What the River Knows: Essays from the Heart of Alaska
Details
By: Michael Engelhard
ISBN: 978-0-88839-778-2 [Trade Paperback]
ISBN: 978-0-88839-800-0 [Trade Hardcover]
ISBN: 978-0-88839-779-9 [eBook]
Binding: Trade Paper
Size: 6" X 9"
Pages: 320
Illustrations/Photos: 2
Publication Date: 2024
Description
Edward Abbey, who never much liked Alaska, called it “our biggest, buggiest, boggiest state.” To others, it has been a cure for despair. When Michael Engelhard moved to Fairbanks more than three decades ago, he was a cheechako, a subarctic tenderfoot. Gathering skills and experiences the hard way, he attained “Sourdough” status while realizing there would always be more to learn, see, and do in the land of midnight sun and auroras.
En route, Engelhard suffered frostbite, stubborn yaks, grizzly charges, trophy hunters, cold-water immersion, heartbreak, incontinent raptors, one pesky squirrel, and honeymooners from abroad. He tried to rescue a raven and explored Arctic dunes and a glacier’s blue heart, and his own as he mingled with caribou on their epic journeys.
Author Biography
Michael Engelhard worked for 25 years as an outdoor instructor and wilderness guide in Alaska and the Canyon Country. He received a Master’s degree in cultural anthropology from the University of Alaska, Fairbanks, where he also taught very briefly—indoor classrooms just weren’t his thing.
He is the recipient of a Rasmuson Individual Artist Award, a Foreword INDIES and Independent Publisher Book Award, and three Alaska Press Club Awards. His books include Ice Bear: The Cultural History of an Arctic Icon; his account of a solo trip from the Canada border to the Bering Sea, Arctic Traverse: A Thousand-Mile Summer of Trekking the Brooks Range; and No Walk in the Park: Maunderings and Meanderings of a Canyon Guide.
A Luddite fence sitter and migrant by training and inclination, he moves wherever his needs are met best, just like the people and critters he so admires.
Book Reviews
“Engelhard not only heeds the call of the wild, but also provides eloquent descriptions of its ever-diminishing decibel level."
— Lawrence Millman, author of The Last Speaker of Bear
“A compelling account of life on the frozen edge, serving as a literary conduit between North and South."

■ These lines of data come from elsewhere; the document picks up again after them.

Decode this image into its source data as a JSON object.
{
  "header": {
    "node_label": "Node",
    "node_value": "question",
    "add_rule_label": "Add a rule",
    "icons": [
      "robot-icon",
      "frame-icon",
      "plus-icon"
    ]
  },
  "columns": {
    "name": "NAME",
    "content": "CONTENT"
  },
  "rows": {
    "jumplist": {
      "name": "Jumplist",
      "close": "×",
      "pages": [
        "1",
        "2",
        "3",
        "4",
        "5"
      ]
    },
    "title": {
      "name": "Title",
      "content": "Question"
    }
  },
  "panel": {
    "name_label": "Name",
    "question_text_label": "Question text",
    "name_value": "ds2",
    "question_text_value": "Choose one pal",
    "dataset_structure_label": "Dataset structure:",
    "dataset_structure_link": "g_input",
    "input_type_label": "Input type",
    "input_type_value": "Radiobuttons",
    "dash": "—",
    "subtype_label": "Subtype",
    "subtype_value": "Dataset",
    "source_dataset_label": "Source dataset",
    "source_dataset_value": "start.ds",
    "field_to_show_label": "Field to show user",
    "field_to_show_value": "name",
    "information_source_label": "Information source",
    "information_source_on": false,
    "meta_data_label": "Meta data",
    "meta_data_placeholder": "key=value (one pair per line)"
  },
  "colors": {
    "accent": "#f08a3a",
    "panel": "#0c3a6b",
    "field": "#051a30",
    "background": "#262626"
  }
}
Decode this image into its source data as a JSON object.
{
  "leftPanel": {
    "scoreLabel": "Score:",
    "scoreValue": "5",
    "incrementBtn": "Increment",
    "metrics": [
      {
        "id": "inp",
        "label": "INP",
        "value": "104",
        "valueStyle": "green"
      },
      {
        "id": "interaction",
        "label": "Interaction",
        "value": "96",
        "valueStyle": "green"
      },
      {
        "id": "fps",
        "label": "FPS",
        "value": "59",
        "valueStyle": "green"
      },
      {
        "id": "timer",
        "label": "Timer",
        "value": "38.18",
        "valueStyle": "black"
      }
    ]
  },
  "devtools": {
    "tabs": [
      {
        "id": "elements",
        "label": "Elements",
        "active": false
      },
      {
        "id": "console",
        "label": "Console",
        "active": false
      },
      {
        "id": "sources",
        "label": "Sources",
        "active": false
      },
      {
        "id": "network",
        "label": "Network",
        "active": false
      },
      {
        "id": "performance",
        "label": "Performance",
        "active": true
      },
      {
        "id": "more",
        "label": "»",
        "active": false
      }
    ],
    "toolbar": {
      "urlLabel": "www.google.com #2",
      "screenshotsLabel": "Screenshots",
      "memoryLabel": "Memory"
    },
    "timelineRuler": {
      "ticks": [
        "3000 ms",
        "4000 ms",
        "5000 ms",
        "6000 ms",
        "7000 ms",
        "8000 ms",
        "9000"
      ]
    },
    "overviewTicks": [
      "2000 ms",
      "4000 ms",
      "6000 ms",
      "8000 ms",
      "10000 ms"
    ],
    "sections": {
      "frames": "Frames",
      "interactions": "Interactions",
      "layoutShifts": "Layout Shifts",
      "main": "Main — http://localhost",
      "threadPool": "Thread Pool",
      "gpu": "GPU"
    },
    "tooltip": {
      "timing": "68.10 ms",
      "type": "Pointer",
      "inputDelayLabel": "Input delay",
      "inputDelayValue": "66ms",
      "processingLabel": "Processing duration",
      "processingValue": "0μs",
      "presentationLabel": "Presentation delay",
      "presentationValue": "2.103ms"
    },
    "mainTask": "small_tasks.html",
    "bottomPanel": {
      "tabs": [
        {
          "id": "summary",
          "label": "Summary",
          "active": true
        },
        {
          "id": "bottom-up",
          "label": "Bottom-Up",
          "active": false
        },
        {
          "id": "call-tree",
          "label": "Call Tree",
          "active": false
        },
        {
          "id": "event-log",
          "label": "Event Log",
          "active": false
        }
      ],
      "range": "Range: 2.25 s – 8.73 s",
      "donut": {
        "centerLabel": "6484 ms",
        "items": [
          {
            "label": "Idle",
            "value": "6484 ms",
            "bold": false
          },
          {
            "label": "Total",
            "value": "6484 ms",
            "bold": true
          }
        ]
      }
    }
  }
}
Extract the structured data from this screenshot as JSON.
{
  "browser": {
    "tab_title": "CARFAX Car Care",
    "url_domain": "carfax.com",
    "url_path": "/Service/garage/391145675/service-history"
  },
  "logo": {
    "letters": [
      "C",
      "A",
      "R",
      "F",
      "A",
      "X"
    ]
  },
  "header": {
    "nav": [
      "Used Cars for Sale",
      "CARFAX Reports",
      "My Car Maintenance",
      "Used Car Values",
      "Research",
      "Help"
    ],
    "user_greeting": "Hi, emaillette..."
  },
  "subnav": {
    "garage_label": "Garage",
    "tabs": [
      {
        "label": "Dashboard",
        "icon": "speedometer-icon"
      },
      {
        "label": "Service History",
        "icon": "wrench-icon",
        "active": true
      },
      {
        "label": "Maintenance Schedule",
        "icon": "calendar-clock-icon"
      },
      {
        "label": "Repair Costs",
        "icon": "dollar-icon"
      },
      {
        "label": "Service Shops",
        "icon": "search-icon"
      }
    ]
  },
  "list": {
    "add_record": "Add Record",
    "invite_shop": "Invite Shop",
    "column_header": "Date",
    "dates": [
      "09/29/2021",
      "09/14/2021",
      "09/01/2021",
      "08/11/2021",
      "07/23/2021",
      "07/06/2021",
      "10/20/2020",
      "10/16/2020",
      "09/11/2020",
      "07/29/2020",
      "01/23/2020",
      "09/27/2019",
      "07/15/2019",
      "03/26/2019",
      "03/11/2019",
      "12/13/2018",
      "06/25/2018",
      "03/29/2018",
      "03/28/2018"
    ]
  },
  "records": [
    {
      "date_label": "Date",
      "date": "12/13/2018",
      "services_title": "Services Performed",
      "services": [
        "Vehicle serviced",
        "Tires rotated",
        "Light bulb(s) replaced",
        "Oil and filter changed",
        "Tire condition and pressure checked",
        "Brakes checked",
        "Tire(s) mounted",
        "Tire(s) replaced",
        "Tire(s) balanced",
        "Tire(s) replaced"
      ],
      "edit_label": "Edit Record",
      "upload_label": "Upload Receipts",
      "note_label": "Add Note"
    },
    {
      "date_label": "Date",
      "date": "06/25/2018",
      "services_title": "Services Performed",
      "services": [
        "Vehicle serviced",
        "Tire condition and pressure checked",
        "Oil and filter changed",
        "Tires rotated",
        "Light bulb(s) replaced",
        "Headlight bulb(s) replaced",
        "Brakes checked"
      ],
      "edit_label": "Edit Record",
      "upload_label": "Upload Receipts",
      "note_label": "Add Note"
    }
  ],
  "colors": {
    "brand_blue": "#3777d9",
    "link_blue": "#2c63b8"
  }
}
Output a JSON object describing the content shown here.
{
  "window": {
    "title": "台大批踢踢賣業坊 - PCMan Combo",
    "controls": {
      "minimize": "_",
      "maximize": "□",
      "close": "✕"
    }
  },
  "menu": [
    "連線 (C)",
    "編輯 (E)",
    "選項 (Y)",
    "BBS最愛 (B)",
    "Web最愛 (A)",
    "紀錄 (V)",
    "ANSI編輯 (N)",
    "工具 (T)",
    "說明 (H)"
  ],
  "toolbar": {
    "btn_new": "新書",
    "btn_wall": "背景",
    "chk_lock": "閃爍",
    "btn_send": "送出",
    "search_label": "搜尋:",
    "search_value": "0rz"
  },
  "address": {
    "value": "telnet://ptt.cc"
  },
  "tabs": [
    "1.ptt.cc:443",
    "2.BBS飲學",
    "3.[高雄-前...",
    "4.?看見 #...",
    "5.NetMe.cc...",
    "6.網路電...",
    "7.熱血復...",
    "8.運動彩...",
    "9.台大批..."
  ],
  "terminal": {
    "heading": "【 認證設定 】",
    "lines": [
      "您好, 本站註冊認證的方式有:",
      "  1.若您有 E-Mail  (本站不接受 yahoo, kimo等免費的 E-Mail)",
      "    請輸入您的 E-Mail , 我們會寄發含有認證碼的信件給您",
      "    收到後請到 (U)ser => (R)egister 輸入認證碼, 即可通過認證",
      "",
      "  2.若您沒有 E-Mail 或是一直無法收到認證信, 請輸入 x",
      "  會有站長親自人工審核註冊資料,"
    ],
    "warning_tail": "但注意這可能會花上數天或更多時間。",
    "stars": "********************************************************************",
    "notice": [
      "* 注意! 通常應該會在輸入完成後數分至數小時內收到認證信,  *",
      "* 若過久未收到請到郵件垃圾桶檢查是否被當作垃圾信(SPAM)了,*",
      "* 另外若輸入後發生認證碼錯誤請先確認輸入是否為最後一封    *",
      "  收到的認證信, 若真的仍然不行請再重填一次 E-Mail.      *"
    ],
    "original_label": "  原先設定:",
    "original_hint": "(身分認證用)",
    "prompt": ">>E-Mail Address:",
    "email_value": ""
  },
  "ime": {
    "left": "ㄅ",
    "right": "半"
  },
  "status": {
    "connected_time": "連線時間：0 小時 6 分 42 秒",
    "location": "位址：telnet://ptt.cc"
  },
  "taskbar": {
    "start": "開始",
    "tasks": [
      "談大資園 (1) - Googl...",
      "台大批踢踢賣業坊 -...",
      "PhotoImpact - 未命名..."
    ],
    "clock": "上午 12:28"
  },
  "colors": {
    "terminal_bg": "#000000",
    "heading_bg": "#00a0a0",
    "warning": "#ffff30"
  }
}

— Gloria Dickie, author of Eight Bears
“Engelhard’s self-deprecating northern odyssey takes him from the slopes of Denali, to the pages of a magazine peddling lonely Alaskan men. He guides snobby bear hunters on Kodiak Island, negotiates class IV rapids, goes head to head with thieving squirrels—and loses. Along the way he pokes holes in the myth of the stoic Alaska Man with humor and authenticity."
— Andy Hall, author of Denali’s Howl
“Bound to become a new classic of the outdoors. Sure to be cherished by all who love Alaska and who long for wilderness.”
— Bill Streever, bestselling author of Cold
“Engelhard runs rapids and ascends Arctic peaks not in pursuit of accomplishment, but, rather, perspective—on human folly, amid nature’s majesty in the Great North.”
— Ben McGrath, author of Riverman
“The verve, humor, sympathy, and passion of Engelhard’s writing help us annihilate the distance separating us from the Alaskan wild.”
— Christopher Norment, author of Return to Warden’s Grove
“Evocative, erudite, and immersive.”
— Nancy Campbell, author of The Library of Ice
“Takes the reader through adventures in the wild and of the heart with an engaging combination of wit and expertise.”
— Lara Messersmith-Glavin, author of Spirit Things
“Engelhard manages something rarely even attempted in outdoor literature: stories focused not on the death-defying prowess of the adventurer, but on the wild glory of place.”